= Fast N' Loud season 11 =

This is a list of episodes for Fast N' Loud Season 11. Season 11 started on August 29, 2016.

| No. overall | No. in season | Title | Original release date | U.S. viewers (millions) |
| 96 | 1 | "Parked in the Keys" | August 29, 2016 | 1.424 |
After building and selling more cars than they can count, Richard and Aaron hit the beach for a much needed break so they can finally answer some of the questions and comments their fans have sent in over the years.
| 97 | 2 | "Harley and Me" | September 5, 2016 | 1.916 |
Richard buys Aaron a 1942 Harley-Davidson WLA '45 with the aim of rebuilding the bike appropriate to its original era in order to participate in a vintage race on the New Jersey shore in just two weeks.
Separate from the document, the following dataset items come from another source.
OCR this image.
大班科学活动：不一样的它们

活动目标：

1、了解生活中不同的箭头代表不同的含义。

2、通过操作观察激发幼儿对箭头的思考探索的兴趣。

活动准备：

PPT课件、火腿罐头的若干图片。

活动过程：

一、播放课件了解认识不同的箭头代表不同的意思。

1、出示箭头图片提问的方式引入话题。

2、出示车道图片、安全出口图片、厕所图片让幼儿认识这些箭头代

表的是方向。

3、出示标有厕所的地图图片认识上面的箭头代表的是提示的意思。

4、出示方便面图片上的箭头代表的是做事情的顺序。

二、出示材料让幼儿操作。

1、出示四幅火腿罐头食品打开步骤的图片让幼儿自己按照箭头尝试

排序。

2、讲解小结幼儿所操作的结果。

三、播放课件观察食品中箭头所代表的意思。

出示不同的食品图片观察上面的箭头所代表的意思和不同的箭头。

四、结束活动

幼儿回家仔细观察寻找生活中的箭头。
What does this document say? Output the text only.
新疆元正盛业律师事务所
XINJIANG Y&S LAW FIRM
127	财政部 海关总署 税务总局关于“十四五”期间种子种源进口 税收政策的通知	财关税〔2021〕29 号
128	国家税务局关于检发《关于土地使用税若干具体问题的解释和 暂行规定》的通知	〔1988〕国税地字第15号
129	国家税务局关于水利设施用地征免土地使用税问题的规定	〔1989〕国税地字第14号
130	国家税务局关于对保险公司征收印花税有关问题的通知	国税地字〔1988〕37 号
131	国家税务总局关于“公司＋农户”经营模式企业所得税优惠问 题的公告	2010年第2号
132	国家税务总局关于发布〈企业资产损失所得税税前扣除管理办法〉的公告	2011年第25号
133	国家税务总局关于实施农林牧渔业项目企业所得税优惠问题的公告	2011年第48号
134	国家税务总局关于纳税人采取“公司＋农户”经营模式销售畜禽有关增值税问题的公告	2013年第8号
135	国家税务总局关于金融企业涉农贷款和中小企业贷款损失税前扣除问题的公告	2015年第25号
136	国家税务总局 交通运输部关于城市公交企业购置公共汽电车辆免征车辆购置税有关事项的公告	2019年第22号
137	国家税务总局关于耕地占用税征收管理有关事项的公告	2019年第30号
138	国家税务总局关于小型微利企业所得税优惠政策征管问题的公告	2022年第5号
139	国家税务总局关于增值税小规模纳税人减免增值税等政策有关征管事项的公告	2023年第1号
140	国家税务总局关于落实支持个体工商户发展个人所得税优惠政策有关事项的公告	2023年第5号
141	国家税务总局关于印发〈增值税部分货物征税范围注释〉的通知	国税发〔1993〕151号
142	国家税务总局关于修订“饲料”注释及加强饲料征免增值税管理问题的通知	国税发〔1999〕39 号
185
| 98 | 3 | "Hot off the Pantera" | September 12, 2016 | 1.527 |
Looking to make a smash debut at an all-new Barrett-Jackson auction in eight weeks, Richard buys into Aaron’s plan to build a first-ever ’72 Pantera fitted with a custom turbo-charged Ford EcoBoost V6 engine.
| 99 | 4 | "Pan-tera’s Labyrinth" | September 19, 2016 | 1.606 |
A last minute problem arises with the turbo-charged EcoBoost '72 Ford Pantera Aaron is building for the new Barrett-Jackson Northeast, which in turn, forces Richard to gamble by bringing his quarter-million dollar 2005 Ford GT to the auction instead.
| 100 | 5 | "Gas Monkey Grillers" | September 26, 2016 | 0.573 |
Richard Rawlings with friends from the Gas Monkey Garage & "Street Outlaws" cast take a look online at how far adrenaline junkies will go for thrill. Clips cover it all with plane, bus, motorcycle, & race car crashes.
| 101 | 6 | "The Pickup Artist" | October 3, 2016 | 1.516 |
Richard and Aaron set an ambitious deadline of just six weeks to turn an old '49 Chevy pickup into a show-quality truck in time to debut at the big Lone Star Throwdown.
| 102 | 7 | "Pickup The Pieces" | October 10, 2016 | 1.473 |
Richard and Aaron's goal of turning an old '49 Chevy pickup into a show-quality truck comes down to the wire as they race to finish it in time to debut at the Lone Star Throwdown.
| 103 | 8 | "Camaro Rising" | October 17, 2016 | 1.755 |
After a number of tough builds, Richard decides to do something nice for Aaron and the Monkeys and buys them a '67 Camaro mounted on a K5 chassis hoping it will lift their spirits.
| 104 | 9 | "Porsche 9-1-1" | October 24, 2016 | 1.669 |
Aaron's idea to build a "junkyard Porsche" capable of going head-to-head against Richard's 2015 Porsche 911 Turbo S goes awry when the expensive conversion kits he's bought don't fit as planned.